第八話
「嘘」

○川崎管制センター

 人生で生まれて初めて、心労から腹痛になった。有事や非常事態でも日本のインフラを再建、維持できるよう隅々まで配慮された結果、水がいらないトイレに座り、 艦橋 かんばし は自分の頭を両手で掻いた。
 岩井さん、もっとうまく、もっと僕たちを騙してくれよと思うが、友人として 藤前 ふじまえ が抜け殻みたいになったところは見ているので、あれはあれで仕方なかった気はする。
 浜松さんがハママツさんだとすれば、あんなフジマエをほっとけなかったんだろう。気持ちは分かる。分かるけども。
 まーずいなー。世界移動はほんとまずいなぁ。日本どころか世界経済やミリタリーパワーバランスが崩れる可能性すらある。戦闘騎、だっけ。あれ自身は自衛隊より弱い気もするけど、あれだってこっちじゃ完全に世論に封殺されているバイオテクノロジーの類だろう。向こうとこっちじゃ生命倫理からして違う。あっちに一旦科学者送って、逆輸入させる形で世論回避とかした日には、うん。そんなものを見るはるかに前に僕は死ぬ。殺される。岩井さんはどうだろう。その辺知った上で動いたんだろうか。それとも、うかつだったか。
 岩井さんは頭いいのはいいのだけれど、うかつ、という線も実にある。人間はいつでも完全にスペックを出せるわけじゃない。だから会社なんてものを作る。僕も同じだ。一人じゃ駄目だ。
 そう、駄目だな。やっぱり岩井さんとどうにかして連絡取ろう。リスクは高いが、このままおびえ続けてポロリするのも危ない。僕の身の安全だけではない。日本全体に波及しうるなら、そんな責任、一人じゃ負いたくない。皆だ、皆で分かち合おう。

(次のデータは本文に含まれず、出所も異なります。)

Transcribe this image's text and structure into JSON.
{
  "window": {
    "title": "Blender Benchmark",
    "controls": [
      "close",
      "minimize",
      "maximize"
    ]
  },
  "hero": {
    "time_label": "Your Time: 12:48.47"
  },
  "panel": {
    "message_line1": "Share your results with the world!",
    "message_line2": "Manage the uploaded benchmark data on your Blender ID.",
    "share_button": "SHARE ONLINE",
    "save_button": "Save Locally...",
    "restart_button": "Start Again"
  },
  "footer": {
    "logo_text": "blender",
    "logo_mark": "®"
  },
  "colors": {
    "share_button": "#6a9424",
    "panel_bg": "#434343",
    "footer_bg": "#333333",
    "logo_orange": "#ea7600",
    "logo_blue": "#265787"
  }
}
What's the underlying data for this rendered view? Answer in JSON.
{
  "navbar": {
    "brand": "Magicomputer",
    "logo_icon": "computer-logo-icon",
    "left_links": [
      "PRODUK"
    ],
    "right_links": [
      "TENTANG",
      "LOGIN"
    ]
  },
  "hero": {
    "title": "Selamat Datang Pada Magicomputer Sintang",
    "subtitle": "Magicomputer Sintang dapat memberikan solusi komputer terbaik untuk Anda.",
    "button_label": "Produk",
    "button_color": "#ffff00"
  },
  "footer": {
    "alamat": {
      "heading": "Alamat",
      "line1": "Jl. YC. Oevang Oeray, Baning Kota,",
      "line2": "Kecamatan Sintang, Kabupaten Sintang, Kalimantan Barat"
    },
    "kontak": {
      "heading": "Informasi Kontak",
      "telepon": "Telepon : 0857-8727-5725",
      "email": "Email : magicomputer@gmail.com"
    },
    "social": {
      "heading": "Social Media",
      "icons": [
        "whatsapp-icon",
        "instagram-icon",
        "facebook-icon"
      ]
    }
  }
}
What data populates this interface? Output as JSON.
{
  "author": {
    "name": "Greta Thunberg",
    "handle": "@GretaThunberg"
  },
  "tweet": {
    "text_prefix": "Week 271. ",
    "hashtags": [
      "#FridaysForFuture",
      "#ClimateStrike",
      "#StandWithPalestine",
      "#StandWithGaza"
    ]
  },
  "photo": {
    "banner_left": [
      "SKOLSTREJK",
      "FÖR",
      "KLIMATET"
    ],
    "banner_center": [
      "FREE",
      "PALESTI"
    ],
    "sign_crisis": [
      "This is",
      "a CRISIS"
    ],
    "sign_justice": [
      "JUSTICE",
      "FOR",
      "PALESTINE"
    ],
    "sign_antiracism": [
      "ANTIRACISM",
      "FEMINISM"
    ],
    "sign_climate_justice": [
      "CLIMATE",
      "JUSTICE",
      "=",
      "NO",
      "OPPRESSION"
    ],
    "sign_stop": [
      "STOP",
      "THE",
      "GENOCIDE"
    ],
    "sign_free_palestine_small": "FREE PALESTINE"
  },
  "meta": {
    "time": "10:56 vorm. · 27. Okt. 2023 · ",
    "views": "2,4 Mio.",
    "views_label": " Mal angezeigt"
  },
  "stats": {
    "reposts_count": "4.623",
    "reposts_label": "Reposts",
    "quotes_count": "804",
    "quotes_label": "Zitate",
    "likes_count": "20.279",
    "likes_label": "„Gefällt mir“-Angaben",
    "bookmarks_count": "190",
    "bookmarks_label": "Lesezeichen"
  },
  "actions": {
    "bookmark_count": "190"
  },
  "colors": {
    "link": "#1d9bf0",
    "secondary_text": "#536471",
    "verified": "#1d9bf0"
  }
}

 以上、トイレの中の一人会議終わり。艦橋は腹をさすりながら管制センターに戻った。顔色は悪いだろうから、誰も違和感は持たなかった。
 小久保は駿河湾沼津のモニター情報を自分の画面の方に移してまだ眺めている。実に楽しそう。
 まあ、他と比べて楽しそうなのは確かだ。文句が出るかと思ったが、意外に利用者からも好評らしくトラックの運ちゃんとか、近所のフラダンスやっているご婦人の団体とかが結構寄って大地巨人のお姉さんを眺めたり、一緒に踊ったりしているとのこと。
 艦橋は NEOPASA ネオパーサ 駿河湾沼津の情報を引っ張り出して手元の資料で見た。
 しかしまあ、今の時代に紙である。資源がどうこうと言いたいが、使うとやっぱり紙は便利で、それで紙資料を今でも使い続けている。職場にコピー機が並んでいるのも、もう慣れてしまった。もっとも、そんなに酷使しているわけでもないのに、最近よく故障するようで今日も業者がきている。
 集中し、指差しで資料に目を通して、岩井という名前に突き当たる。指で当該箇所を2、3度叩く。考える。
 電話やメールや手紙は防諜の観点から避けるべきだろう、直接接触の方がいい。
 腹を抑えながら席を立つ。
「小久保さん、そんなに気になるなら、今度駿河湾沼津に行ってみますか」
「え?」
 小久保は目を丸くした。艦橋は、少し表情を和らげた。
希望世界 エルス の駿河湾沼津の領主さまが最近機嫌を悪くしているようなんで、対応が必要なんですよ。ちょっと現地で対応している社員かその上司にお願いしないといけません」
 部署が違うので指示、という言葉にはならないが、強い要請という形なら話が通せるだろうという考えである。
 小久保は何故か照れている。
「いやー。行けますか。じゃあ、行きます。楽しみだな」
「まあ、モニターで見るのとあまり変わりませんけどね」
 そう言って、手配を引き受けた。一方、上司には小久保さんが研究で実際に見てみたいと言っていますなどといって一泊の出張を取り付ける。同時に、駿河湾沼津でのイベントを企画している部署に連絡して本件クレームが領主から入っているので協議したいと申し入れる。
 多方面に同時に嘘を展開して艦橋は動き出した。
(あとは領主さまだな)
 希望世界の駿河湾沼津を治める領主に、ちょっと怒って貰わないといけない。